America today has need of very important economic stimulus measures. But, as during the great depression, the financiers of Wall Street, the same who created this crisis, will initiate calls to the reduction of budgetary expenditure.
As you might expect, the crisis reached emerging markets and less developed countries. Then America absorbs the global savings to address its problems, that risk premia are soaring, that the profits of business, international trade, commodity prices collapse, developing countries are, too, at times difficult. It is likely that all countries which, before the crisis, had large trade deficits, high national debt, or commercial ties with the United States will suffer more than others.
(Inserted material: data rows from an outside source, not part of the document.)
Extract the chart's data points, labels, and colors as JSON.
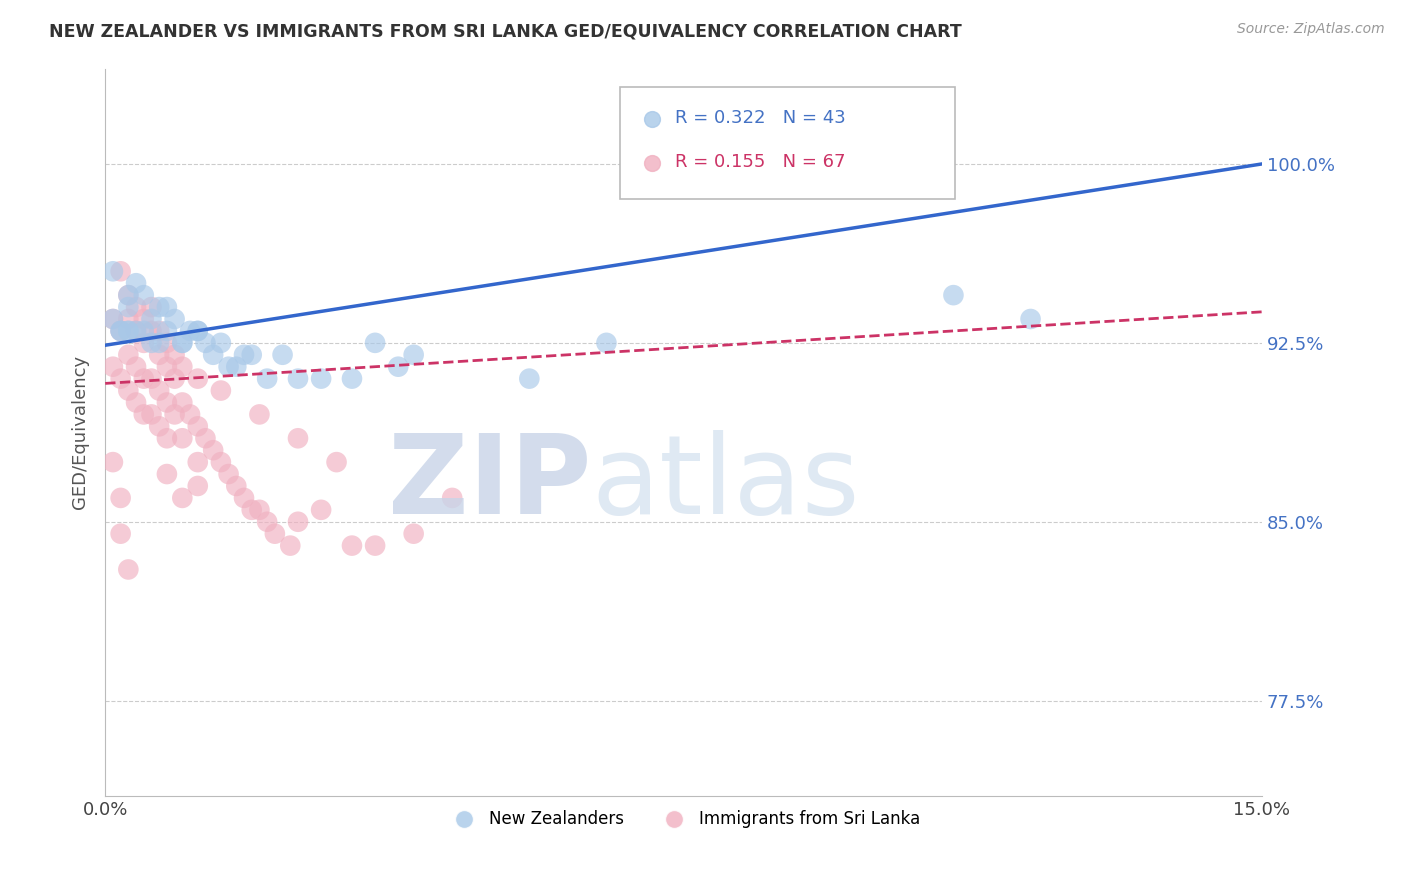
{
  "title": "NEW ZEALANDER VS IMMIGRANTS FROM SRI LANKA GED/EQUIVALENCY CORRELATION CHART",
  "source": "Source: ZipAtlas.com",
  "ylabel": "GED/Equivalency",
  "ytick_labels": [
    "77.5%",
    "85.0%",
    "92.5%",
    "100.0%"
  ],
  "ytick_values": [
    0.775,
    0.85,
    0.925,
    1.0
  ],
  "xmin": 0.0,
  "xmax": 0.15,
  "ymin": 0.735,
  "ymax": 1.04,
  "blue_color": "#a8c8e8",
  "pink_color": "#f0b0c0",
  "blue_line_color": "#3366cc",
  "pink_line_color": "#cc3366",
  "blue_line_y0": 0.924,
  "blue_line_y1": 1.0,
  "pink_line_y0": 0.908,
  "pink_line_y1": 0.938,
  "legend_text_blue": "R = 0.322   N = 43",
  "legend_text_pink": "R = 0.155   N = 67",
  "legend_color_blue": "#4472c4",
  "legend_color_pink": "#cc3366",
  "watermark_zip": "ZIP",
  "watermark_atlas": "atlas",
  "bottom_label_blue": "New Zealanders",
  "bottom_label_pink": "Immigrants from Sri Lanka",
  "blue_x": [
    0.001,
    0.002,
    0.003,
    0.003,
    0.004,
    0.004,
    0.005,
    0.005,
    0.006,
    0.007,
    0.007,
    0.008,
    0.009,
    0.01,
    0.011,
    0.012,
    0.013,
    0.014,
    0.015,
    0.016,
    0.017,
    0.018,
    0.019,
    0.021,
    0.023,
    0.025,
    0.028,
    0.032,
    0.038,
    0.001,
    0.002,
    0.003,
    0.006,
    0.008,
    0.01,
    0.012,
    0.055,
    0.065,
    0.11,
    0.12,
    0.035,
    0.04,
    0.003
  ],
  "blue_y": [
    0.935,
    0.93,
    0.945,
    0.94,
    0.95,
    0.93,
    0.945,
    0.93,
    0.925,
    0.94,
    0.925,
    0.93,
    0.935,
    0.925,
    0.93,
    0.93,
    0.925,
    0.92,
    0.925,
    0.915,
    0.915,
    0.92,
    0.92,
    0.91,
    0.92,
    0.91,
    0.91,
    0.91,
    0.915,
    0.955,
    0.93,
    0.93,
    0.935,
    0.94,
    0.925,
    0.93,
    0.91,
    0.925,
    0.945,
    0.935,
    0.925,
    0.92,
    0.93
  ],
  "pink_x": [
    0.001,
    0.001,
    0.002,
    0.002,
    0.003,
    0.003,
    0.003,
    0.004,
    0.004,
    0.004,
    0.005,
    0.005,
    0.005,
    0.006,
    0.006,
    0.006,
    0.007,
    0.007,
    0.007,
    0.008,
    0.008,
    0.008,
    0.009,
    0.009,
    0.01,
    0.01,
    0.011,
    0.012,
    0.012,
    0.013,
    0.014,
    0.015,
    0.016,
    0.017,
    0.018,
    0.019,
    0.02,
    0.021,
    0.022,
    0.024,
    0.025,
    0.028,
    0.032,
    0.035,
    0.04,
    0.008,
    0.01,
    0.012,
    0.002,
    0.003,
    0.004,
    0.005,
    0.006,
    0.007,
    0.008,
    0.009,
    0.01,
    0.012,
    0.015,
    0.02,
    0.025,
    0.03,
    0.045,
    0.001,
    0.002,
    0.002,
    0.003
  ],
  "pink_y": [
    0.935,
    0.915,
    0.93,
    0.91,
    0.935,
    0.92,
    0.905,
    0.93,
    0.915,
    0.9,
    0.925,
    0.91,
    0.895,
    0.93,
    0.91,
    0.895,
    0.92,
    0.905,
    0.89,
    0.915,
    0.9,
    0.885,
    0.91,
    0.895,
    0.9,
    0.885,
    0.895,
    0.89,
    0.875,
    0.885,
    0.88,
    0.875,
    0.87,
    0.865,
    0.86,
    0.855,
    0.855,
    0.85,
    0.845,
    0.84,
    0.85,
    0.855,
    0.84,
    0.84,
    0.845,
    0.87,
    0.86,
    0.865,
    0.955,
    0.945,
    0.94,
    0.935,
    0.94,
    0.93,
    0.925,
    0.92,
    0.915,
    0.91,
    0.905,
    0.895,
    0.885,
    0.875,
    0.86,
    0.875,
    0.86,
    0.845,
    0.83
  ]
}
Countries that have not fully liberalised their financial markets and capital, such as China, can welcome did not follow the recommendations of Henry Paulson and the US Treasury.
Many are already those who turned to the international monetary fund. But it is feared that, for some of these countries, the Fund comes out its old potions, as the contraction of the money supply, reduction of budget expenses, which will not exacerbate inequalities in the world. While developed countries strive to conduct counter-cyclical stabilization policies, developing countries will be forced to destabilization policies, that will make flee the capital at the same time when they are most needed.
Ten years ago, when the Asian financial crisis, we were talking about many of the necessity of reforming the global financial architecture. Few things have been made since.
We are at a new turning point in the history as at Bretton Woods in 1944. The world financial institutions are well aware of the need for a new reform, but they argue that the speed of a snail. They have done nothing to prevent the current crisis and can worry about their ability to rebound after the fact.
It took fifteen years and a world war to gather our forces to address the weaknesses of the global financial system originally to the great depression. Hope that it will not be as long this time because, given the current level of interdependence of the economies in the world, the cost would be too large.
If the United States and Great Britain dominated the old Bretton Woods agreements, the situation today is very different. Moreover, the Bretton Woods institutions have been defined by a set of ineffective economic doctrines of our days, not only for developing countries but also for the capitalist fiefs. To work effectively for the establishment of a global financial system more stable and fairer, the G20 Washington Summit November 15 should take into account the new realities.